5. The method of claim 2,

judging whether the second content acquisition instruction and the first content acquisition instruction belong to the related skill field, specifically comprising:

querying a preset related field mapping rule, and determining a preset related skill field corresponding to a first skill field, wherein the first skill field is a skill field to which the first content acquisition instruction belongs;

and if the preset related skill field comprises a second skill field, determining that the second content acquisition instruction and the first content acquisition instruction belong to the related skill field, wherein the second skill field is the skill field to which the second content acquisition instruction belongs.

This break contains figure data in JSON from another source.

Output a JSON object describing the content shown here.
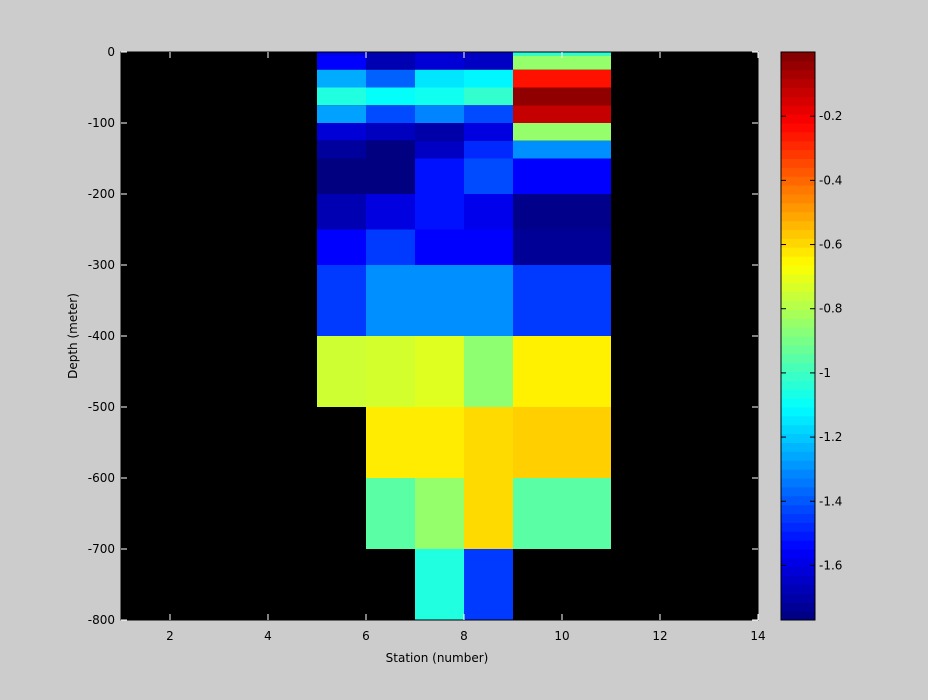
{
  "chart_data": {
    "type": "heatmap",
    "title": "",
    "xlabel": "Station (number)",
    "ylabel": "Depth (meter)",
    "xlim": [
      1,
      14
    ],
    "ylim": [
      -800,
      0
    ],
    "x_ticks": [
      2,
      4,
      6,
      8,
      10,
      12,
      14
    ],
    "y_ticks": [
      0,
      -100,
      -200,
      -300,
      -400,
      -500,
      -600,
      -700,
      -800
    ],
    "background_color": "#000000",
    "colormap": "jet",
    "colorbar": {
      "limits": [
        -1.77,
        0.0
      ],
      "ticks": [
        -0.2,
        -0.4,
        -0.6,
        -0.8,
        -1,
        -1.2,
        -1.4,
        -1.6
      ],
      "tick_labels": [
        "-0.2",
        "-0.4",
        "-0.6",
        "-0.8",
        "-1",
        "-1.2",
        "-1.4",
        "-1.6"
      ]
    },
    "cells": [
      {
        "x": [
          5,
          6
        ],
        "y": [
          -5,
          0
        ],
        "value": -1.58
      },
      {
        "x": [
          5,
          6
        ],
        "y": [
          -25,
          -5
        ],
        "value": -1.55
      },
      {
        "x": [
          5,
          6
        ],
        "y": [
          -50,
          -25
        ],
        "value": -1.25
      },
      {
        "x": [
          5,
          6
        ],
        "y": [
          -75,
          -50
        ],
        "value": -1.05
      },
      {
        "x": [
          5,
          6
        ],
        "y": [
          -100,
          -75
        ],
        "value": -1.27
      },
      {
        "x": [
          5,
          6
        ],
        "y": [
          -125,
          -100
        ],
        "value": -1.62
      },
      {
        "x": [
          5,
          6
        ],
        "y": [
          -150,
          -125
        ],
        "value": -1.72
      },
      {
        "x": [
          5,
          6
        ],
        "y": [
          -200,
          -150
        ],
        "value": -1.77
      },
      {
        "x": [
          5,
          6
        ],
        "y": [
          -250,
          -200
        ],
        "value": -1.68
      },
      {
        "x": [
          5,
          6
        ],
        "y": [
          -300,
          -250
        ],
        "value": -1.55
      },
      {
        "x": [
          5,
          6
        ],
        "y": [
          -400,
          -300
        ],
        "value": -1.45
      },
      {
        "x": [
          5,
          6
        ],
        "y": [
          -500,
          -400
        ],
        "value": -0.75
      },
      {
        "x": [
          6,
          7
        ],
        "y": [
          -25,
          0
        ],
        "value": -1.68
      },
      {
        "x": [
          6,
          7
        ],
        "y": [
          -50,
          -25
        ],
        "value": -1.38
      },
      {
        "x": [
          6,
          7
        ],
        "y": [
          -75,
          -50
        ],
        "value": -1.1
      },
      {
        "x": [
          6,
          7
        ],
        "y": [
          -100,
          -75
        ],
        "value": -1.42
      },
      {
        "x": [
          6,
          7
        ],
        "y": [
          -125,
          -100
        ],
        "value": -1.66
      },
      {
        "x": [
          6,
          7
        ],
        "y": [
          -150,
          -125
        ],
        "value": -1.77
      },
      {
        "x": [
          6,
          7
        ],
        "y": [
          -200,
          -150
        ],
        "value": -1.77
      },
      {
        "x": [
          6,
          7
        ],
        "y": [
          -250,
          -200
        ],
        "value": -1.6
      },
      {
        "x": [
          6,
          7
        ],
        "y": [
          -300,
          -250
        ],
        "value": -1.45
      },
      {
        "x": [
          6,
          7
        ],
        "y": [
          -400,
          -300
        ],
        "value": -1.3
      },
      {
        "x": [
          6,
          7
        ],
        "y": [
          -500,
          -400
        ],
        "value": -0.74
      },
      {
        "x": [
          6,
          7
        ],
        "y": [
          -600,
          -500
        ],
        "value": -0.63
      },
      {
        "x": [
          6,
          7
        ],
        "y": [
          -700,
          -600
        ],
        "value": -0.95
      },
      {
        "x": [
          7,
          8
        ],
        "y": [
          -25,
          0
        ],
        "value": -1.62
      },
      {
        "x": [
          7,
          8
        ],
        "y": [
          -50,
          -25
        ],
        "value": -1.15
      },
      {
        "x": [
          7,
          8
        ],
        "y": [
          -75,
          -50
        ],
        "value": -1.08
      },
      {
        "x": [
          7,
          8
        ],
        "y": [
          -100,
          -75
        ],
        "value": -1.32
      },
      {
        "x": [
          7,
          8
        ],
        "y": [
          -125,
          -100
        ],
        "value": -1.7
      },
      {
        "x": [
          7,
          8
        ],
        "y": [
          -150,
          -125
        ],
        "value": -1.65
      },
      {
        "x": [
          7,
          8
        ],
        "y": [
          -200,
          -150
        ],
        "value": -1.52
      },
      {
        "x": [
          7,
          8
        ],
        "y": [
          -250,
          -200
        ],
        "value": -1.52
      },
      {
        "x": [
          7,
          8
        ],
        "y": [
          -300,
          -250
        ],
        "value": -1.55
      },
      {
        "x": [
          7,
          8
        ],
        "y": [
          -400,
          -300
        ],
        "value": -1.3
      },
      {
        "x": [
          7,
          8
        ],
        "y": [
          -500,
          -400
        ],
        "value": -0.72
      },
      {
        "x": [
          7,
          8
        ],
        "y": [
          -600,
          -500
        ],
        "value": -0.63
      },
      {
        "x": [
          7,
          8
        ],
        "y": [
          -700,
          -600
        ],
        "value": -0.85
      },
      {
        "x": [
          7,
          8
        ],
        "y": [
          -800,
          -700
        ],
        "value": -1.05
      },
      {
        "x": [
          8,
          9
        ],
        "y": [
          -25,
          0
        ],
        "value": -1.65
      },
      {
        "x": [
          8,
          9
        ],
        "y": [
          -50,
          -25
        ],
        "value": -1.12
      },
      {
        "x": [
          8,
          9
        ],
        "y": [
          -75,
          -50
        ],
        "value": -1.02
      },
      {
        "x": [
          8,
          9
        ],
        "y": [
          -100,
          -75
        ],
        "value": -1.42
      },
      {
        "x": [
          8,
          9
        ],
        "y": [
          -125,
          -100
        ],
        "value": -1.6
      },
      {
        "x": [
          8,
          9
        ],
        "y": [
          -150,
          -125
        ],
        "value": -1.48
      },
      {
        "x": [
          8,
          9
        ],
        "y": [
          -200,
          -150
        ],
        "value": -1.42
      },
      {
        "x": [
          8,
          9
        ],
        "y": [
          -250,
          -200
        ],
        "value": -1.58
      },
      {
        "x": [
          8,
          9
        ],
        "y": [
          -300,
          -250
        ],
        "value": -1.55
      },
      {
        "x": [
          8,
          9
        ],
        "y": [
          -400,
          -300
        ],
        "value": -1.3
      },
      {
        "x": [
          8,
          9
        ],
        "y": [
          -500,
          -400
        ],
        "value": -0.86
      },
      {
        "x": [
          8,
          9
        ],
        "y": [
          -600,
          -500
        ],
        "value": -0.6
      },
      {
        "x": [
          8,
          9
        ],
        "y": [
          -700,
          -600
        ],
        "value": -0.6
      },
      {
        "x": [
          8,
          9
        ],
        "y": [
          -800,
          -700
        ],
        "value": -1.45
      },
      {
        "x": [
          9,
          11
        ],
        "y": [
          -5,
          0
        ],
        "value": -1.05
      },
      {
        "x": [
          9,
          11
        ],
        "y": [
          -25,
          -5
        ],
        "value": -0.85
      },
      {
        "x": [
          9,
          11
        ],
        "y": [
          -50,
          -25
        ],
        "value": -0.25
      },
      {
        "x": [
          9,
          11
        ],
        "y": [
          -75,
          -50
        ],
        "value": -0.03
      },
      {
        "x": [
          9,
          11
        ],
        "y": [
          -100,
          -75
        ],
        "value": -0.12
      },
      {
        "x": [
          9,
          11
        ],
        "y": [
          -125,
          -100
        ],
        "value": -0.85
      },
      {
        "x": [
          9,
          11
        ],
        "y": [
          -150,
          -125
        ],
        "value": -1.3
      },
      {
        "x": [
          9,
          11
        ],
        "y": [
          -200,
          -150
        ],
        "value": -1.55
      },
      {
        "x": [
          9,
          11
        ],
        "y": [
          -250,
          -200
        ],
        "value": -1.75
      },
      {
        "x": [
          9,
          11
        ],
        "y": [
          -300,
          -250
        ],
        "value": -1.73
      },
      {
        "x": [
          9,
          11
        ],
        "y": [
          -400,
          -300
        ],
        "value": -1.45
      },
      {
        "x": [
          9,
          11
        ],
        "y": [
          -500,
          -400
        ],
        "value": -0.64
      },
      {
        "x": [
          9,
          11
        ],
        "y": [
          -600,
          -500
        ],
        "value": -0.58
      },
      {
        "x": [
          9,
          11
        ],
        "y": [
          -700,
          -600
        ],
        "value": -0.95
      }
    ]
  }
}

6. The method of claim 1, further comprising, prior to determining whether the second content retrieval instruction is in the same skill area as the first content retrieval instruction:

7. The method of claim 6, further comprising:

and responding to the awakening instruction if the second content acquisition instruction is the awakening instruction.

8. A voice interaction apparatus, comprising:

the acquisition module is used for receiving a first content acquisition instruction and acquiring a response result of the first content acquisition instruction according to the first content acquisition instruction;

the judging module is used for judging whether a second content acquisition instruction and the first content acquisition instruction belong to the same skill field or not if the second content acquisition instruction is received within a preset time period;

the obtaining module is further configured to, if it is determined that the second content obtaining instruction and the first content obtaining instruction belong to the same technical field, obtain, according to the second content obtaining instruction, a response result of the second content obtaining instruction in combination with the first content obtaining instruction; otherwise, the response result of the second content acquisition instruction is acquired by combining the first content acquisition instruction without the second content acquisition instruction.

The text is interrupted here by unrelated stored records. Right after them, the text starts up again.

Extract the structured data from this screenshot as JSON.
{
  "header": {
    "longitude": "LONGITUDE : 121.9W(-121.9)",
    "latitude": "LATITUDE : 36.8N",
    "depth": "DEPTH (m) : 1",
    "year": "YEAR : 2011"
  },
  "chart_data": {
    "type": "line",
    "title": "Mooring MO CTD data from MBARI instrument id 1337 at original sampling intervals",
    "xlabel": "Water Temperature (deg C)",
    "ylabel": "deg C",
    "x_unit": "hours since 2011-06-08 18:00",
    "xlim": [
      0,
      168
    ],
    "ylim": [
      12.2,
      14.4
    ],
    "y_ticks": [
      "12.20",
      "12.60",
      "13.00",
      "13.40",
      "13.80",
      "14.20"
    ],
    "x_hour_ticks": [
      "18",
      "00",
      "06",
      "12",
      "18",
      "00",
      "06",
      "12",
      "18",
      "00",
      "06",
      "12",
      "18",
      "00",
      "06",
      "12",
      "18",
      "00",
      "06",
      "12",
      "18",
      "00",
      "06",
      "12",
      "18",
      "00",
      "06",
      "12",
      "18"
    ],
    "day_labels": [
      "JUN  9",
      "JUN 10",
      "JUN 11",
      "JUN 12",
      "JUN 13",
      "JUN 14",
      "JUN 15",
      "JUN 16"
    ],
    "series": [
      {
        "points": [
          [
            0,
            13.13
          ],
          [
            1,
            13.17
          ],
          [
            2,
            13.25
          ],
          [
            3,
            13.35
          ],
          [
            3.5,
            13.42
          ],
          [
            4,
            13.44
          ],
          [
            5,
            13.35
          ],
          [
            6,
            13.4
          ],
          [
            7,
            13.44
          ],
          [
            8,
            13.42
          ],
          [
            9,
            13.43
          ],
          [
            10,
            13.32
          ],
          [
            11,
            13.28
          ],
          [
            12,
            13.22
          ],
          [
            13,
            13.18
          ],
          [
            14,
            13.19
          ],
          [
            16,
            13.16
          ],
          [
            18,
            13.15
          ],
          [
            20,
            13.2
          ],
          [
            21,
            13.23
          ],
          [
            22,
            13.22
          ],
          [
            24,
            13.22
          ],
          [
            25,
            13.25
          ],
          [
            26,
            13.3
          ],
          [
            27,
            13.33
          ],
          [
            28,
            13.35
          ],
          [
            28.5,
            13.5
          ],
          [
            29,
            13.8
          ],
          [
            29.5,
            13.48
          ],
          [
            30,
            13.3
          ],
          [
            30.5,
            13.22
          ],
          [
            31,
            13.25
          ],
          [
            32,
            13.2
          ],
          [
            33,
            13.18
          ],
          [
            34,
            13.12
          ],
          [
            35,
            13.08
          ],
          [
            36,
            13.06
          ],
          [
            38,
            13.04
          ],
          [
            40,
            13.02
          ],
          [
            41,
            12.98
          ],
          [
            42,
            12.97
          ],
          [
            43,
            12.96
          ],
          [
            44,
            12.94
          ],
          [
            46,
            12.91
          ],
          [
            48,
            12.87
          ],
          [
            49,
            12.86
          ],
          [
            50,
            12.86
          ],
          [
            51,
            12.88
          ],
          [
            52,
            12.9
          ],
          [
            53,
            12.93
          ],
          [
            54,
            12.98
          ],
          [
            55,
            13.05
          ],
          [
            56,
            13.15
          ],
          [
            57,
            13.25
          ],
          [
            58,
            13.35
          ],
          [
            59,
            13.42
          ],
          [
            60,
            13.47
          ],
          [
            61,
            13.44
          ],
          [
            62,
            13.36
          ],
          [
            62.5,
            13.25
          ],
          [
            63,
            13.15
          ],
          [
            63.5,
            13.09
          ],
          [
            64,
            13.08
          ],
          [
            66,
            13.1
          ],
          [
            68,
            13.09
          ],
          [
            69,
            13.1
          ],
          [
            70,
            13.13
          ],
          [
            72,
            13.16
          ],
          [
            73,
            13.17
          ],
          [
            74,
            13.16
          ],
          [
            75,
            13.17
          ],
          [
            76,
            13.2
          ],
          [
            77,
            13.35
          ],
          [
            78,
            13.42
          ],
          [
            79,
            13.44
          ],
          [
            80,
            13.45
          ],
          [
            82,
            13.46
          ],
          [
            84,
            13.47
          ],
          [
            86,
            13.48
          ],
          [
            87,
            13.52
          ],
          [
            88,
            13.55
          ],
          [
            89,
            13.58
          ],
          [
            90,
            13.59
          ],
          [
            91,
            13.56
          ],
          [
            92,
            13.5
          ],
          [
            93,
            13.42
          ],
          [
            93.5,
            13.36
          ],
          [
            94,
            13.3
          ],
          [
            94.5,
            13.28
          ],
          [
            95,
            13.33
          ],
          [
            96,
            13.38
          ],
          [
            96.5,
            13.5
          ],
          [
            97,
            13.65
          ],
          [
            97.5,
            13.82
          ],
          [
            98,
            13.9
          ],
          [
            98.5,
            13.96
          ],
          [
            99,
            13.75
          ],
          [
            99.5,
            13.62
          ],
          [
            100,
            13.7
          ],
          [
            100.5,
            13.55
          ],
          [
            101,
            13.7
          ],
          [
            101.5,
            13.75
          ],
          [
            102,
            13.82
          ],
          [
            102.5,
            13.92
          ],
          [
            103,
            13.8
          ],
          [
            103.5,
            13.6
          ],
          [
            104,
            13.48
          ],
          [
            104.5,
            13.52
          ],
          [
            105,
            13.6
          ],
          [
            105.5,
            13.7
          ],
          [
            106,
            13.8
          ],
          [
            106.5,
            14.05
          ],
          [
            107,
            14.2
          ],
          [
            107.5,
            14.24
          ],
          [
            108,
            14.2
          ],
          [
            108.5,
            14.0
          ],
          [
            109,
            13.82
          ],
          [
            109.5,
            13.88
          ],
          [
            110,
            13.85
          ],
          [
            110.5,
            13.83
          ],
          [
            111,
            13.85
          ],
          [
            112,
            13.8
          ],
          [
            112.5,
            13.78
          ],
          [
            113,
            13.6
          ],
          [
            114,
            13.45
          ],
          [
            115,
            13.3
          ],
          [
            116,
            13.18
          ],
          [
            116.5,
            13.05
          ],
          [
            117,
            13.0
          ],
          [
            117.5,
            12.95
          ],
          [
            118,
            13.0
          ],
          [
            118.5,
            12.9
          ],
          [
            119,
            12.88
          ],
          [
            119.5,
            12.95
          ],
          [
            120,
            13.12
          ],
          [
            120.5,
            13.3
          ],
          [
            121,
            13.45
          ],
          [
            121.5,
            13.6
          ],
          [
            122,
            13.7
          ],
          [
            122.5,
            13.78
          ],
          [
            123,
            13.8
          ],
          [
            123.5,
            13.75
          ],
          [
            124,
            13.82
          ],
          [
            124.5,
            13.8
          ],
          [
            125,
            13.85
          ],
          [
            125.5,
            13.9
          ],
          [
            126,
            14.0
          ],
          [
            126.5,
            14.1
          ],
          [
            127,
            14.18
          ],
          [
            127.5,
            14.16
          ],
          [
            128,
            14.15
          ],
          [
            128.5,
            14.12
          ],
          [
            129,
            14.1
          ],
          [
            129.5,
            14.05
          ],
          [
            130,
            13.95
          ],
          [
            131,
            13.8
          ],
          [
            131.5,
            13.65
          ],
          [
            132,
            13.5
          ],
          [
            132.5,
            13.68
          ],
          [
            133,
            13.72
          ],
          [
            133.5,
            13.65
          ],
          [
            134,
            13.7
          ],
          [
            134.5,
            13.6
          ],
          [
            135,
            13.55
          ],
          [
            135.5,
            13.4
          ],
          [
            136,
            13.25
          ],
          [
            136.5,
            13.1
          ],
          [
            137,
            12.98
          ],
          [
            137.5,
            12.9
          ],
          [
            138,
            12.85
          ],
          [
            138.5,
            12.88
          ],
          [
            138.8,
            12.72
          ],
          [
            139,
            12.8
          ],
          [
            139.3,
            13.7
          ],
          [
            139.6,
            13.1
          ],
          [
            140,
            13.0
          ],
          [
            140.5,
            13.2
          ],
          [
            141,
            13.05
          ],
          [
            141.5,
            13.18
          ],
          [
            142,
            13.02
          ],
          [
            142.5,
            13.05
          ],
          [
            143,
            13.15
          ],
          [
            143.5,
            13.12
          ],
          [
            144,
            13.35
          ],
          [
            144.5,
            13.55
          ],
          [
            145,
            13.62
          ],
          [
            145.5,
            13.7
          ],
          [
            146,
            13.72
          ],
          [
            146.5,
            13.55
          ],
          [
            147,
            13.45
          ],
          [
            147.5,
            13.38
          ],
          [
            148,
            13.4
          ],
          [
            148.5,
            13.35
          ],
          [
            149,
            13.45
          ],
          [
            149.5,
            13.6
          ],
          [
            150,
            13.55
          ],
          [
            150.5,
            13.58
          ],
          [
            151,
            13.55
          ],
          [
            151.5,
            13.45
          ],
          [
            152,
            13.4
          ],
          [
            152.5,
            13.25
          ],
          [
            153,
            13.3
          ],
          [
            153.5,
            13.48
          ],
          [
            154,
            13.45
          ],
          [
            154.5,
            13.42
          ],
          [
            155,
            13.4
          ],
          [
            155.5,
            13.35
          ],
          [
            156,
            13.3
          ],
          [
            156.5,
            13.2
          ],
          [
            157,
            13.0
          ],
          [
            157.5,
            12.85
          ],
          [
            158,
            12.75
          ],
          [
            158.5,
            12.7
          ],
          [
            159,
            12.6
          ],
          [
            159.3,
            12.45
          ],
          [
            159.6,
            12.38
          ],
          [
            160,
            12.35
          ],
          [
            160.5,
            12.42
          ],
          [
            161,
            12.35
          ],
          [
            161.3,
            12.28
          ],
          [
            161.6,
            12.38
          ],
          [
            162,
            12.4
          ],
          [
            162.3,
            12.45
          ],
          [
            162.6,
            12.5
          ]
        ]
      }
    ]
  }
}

9. The apparatus according to claim 8, wherein the determining module is further configured to determine whether the second content obtaining instruction and the first content obtaining instruction belong to related skill fields if it is determined that the second content obtaining instruction and the first content obtaining instruction do not belong to the same skill field;

the obtaining module is further configured to obtain a response result of the second content obtaining instruction according to the second content obtaining instruction if it is determined that the second content obtaining instruction and the first content obtaining instruction belong to the related skill field.

10. The apparatus of claim 8, further comprising:

and the processing module is used for not responding to the second content acquisition instruction if the second content acquisition instruction and the first content acquisition instruction are determined not to belong to the related skill field.

11. The apparatus of claim 8, wherein the predetermined time period is determined according to a skill area to which the first content acquisition instruction belongs.

12. The apparatus according to claim 9, wherein the determining module is specifically configured to,

13. The apparatus of claim 8, wherein the determining module is further configured to determine that the second content acquisition instruction is not a wake-up instruction before determining whether the second content acquisition instruction and the first content acquisition instruction belong to the same skill area.

14. The apparatus of claim 13, further comprising:

and the response module is used for responding to the awakening instruction if the second content acquisition instruction is the awakening instruction.

15. An electronic device, comprising: memory, processor and computer program stored on the memory and executable on the processor, which when executed by the processor implements the method of voice interaction according to any of claims 1-7.

16. A non-transitory computer-readable storage medium, on which a computer program is stored, which, when executed by a processor, implements the voice interaction method of any one of claims 1-7.